A couple days before A and I left for Paris, one of the people training us how to run the b&b took three of us interns up to a mountain called Blauen.  (I think there's a town called Blauen as well although we didn't go there.) We drove up and up winding roads, passing tiny villages and acres and acres of thick forest.  At the top of Blauen was a hotel, "gasthaus" in German, a tower for TV and radio signals, and another smaller tower for people to climb.  Dozens of black flies buzzed around the gravel parking lot, attracted by what I don't know.  We walked to the side of the hotel, which sat right on the side of the mountaintop.  A concrete patio made a semicircle around the building.  As we approached the patio, it looked like the ground just dropped away beyond it and nothing but the hazy blue sky remained.  Then we reached the edge of the patio, and all at once the Black Forest filled in all the empty space.





We walked the circle of the patio, taking in the view.  T, the person who'd driven us, told us how the mountain we'd just driven up is part of the Westweg, the popular long-distance hiking trail that brings us a lot of our b&b guests.  "So if the hikers are exhausted, it's because they just hiked all the way up and down that mountain," T said.  This mountain, T said, was also a popular place for hang gliders to take off from.  We saw a couple, bright orange canopies floating against the backdrop.

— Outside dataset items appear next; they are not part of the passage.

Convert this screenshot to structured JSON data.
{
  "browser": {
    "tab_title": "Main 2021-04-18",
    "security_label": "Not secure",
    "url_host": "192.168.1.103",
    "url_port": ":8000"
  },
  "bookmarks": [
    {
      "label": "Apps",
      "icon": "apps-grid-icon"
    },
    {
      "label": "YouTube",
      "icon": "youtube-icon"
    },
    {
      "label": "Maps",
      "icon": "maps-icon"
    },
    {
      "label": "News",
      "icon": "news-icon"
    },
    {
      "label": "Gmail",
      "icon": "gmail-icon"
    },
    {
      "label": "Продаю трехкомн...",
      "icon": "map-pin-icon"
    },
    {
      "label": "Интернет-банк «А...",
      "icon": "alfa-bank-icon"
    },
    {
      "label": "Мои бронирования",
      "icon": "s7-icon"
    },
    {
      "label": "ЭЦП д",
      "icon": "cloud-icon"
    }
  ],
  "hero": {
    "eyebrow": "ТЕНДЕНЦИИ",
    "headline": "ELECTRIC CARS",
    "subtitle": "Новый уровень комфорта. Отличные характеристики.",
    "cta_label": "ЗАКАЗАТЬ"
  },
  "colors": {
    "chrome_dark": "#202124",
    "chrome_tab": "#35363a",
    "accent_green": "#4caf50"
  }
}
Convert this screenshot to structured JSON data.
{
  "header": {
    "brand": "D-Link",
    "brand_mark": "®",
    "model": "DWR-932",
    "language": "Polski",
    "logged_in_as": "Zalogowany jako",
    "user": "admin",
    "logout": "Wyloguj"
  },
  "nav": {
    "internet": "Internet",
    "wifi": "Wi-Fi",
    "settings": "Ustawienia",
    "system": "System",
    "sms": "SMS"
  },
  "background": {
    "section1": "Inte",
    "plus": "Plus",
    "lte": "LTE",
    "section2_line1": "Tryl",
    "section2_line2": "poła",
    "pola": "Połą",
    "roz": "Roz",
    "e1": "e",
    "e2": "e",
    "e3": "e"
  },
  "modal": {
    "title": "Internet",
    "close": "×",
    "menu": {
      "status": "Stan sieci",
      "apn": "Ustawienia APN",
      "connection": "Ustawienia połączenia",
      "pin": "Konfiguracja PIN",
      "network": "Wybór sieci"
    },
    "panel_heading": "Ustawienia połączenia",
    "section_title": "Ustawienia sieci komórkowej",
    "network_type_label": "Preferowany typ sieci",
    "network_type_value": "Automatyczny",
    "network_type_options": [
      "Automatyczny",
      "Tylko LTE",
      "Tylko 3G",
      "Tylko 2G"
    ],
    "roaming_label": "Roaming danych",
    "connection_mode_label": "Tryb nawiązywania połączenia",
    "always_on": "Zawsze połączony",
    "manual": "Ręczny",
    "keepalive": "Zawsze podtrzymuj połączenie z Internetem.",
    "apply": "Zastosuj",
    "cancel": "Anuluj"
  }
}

We climbed up the tower, the one for people, not TV and radio signals.  Now we were above the hang gliders.  If the air hadn't been hazy, T said we could've seen the Alps in the distance.



There was a metal table at the top of the tower bearing a circular map of the Black Forest.  It had etchings for the major mountains and all the towns and even Basel over in Switzerland.



Being on top of Blauen was pretty cool.  It was that same "on top of the world" feeling that I got when I climbed monuments in Paris.  However, the view was very different, all greenery and no cities.  

After a while up there, we got back in the car and started to drive down the mountain.  We passed a lot of runners and bicyclists along the way.  I can't imagine going up the mountain on foot or on a bike.  T joked that these people had just parked cars fifty feet from the mountaintop and were just going up on foot or bike for show.  

We meandered along the winding roads, passing through more tiny towns and villages.  We stopped in one called Badenweiler.  Badenweiler is a popular vacation spot, I think, because it has a lot of natural hot springs and pools.  People go there to bathe for enjoyment and for health reasons.  The entire Black Forest area, actually, is well known for its spas, "bad" in German.  A small Saturday market was happening in Badenweiler, so we strolled through it for a few minutes.  On a ridge behind the Saturday market, the ruins of an old castle stood, going mostly unnoticed by everybody.  It's amazing what we get used to once we've seen it enough.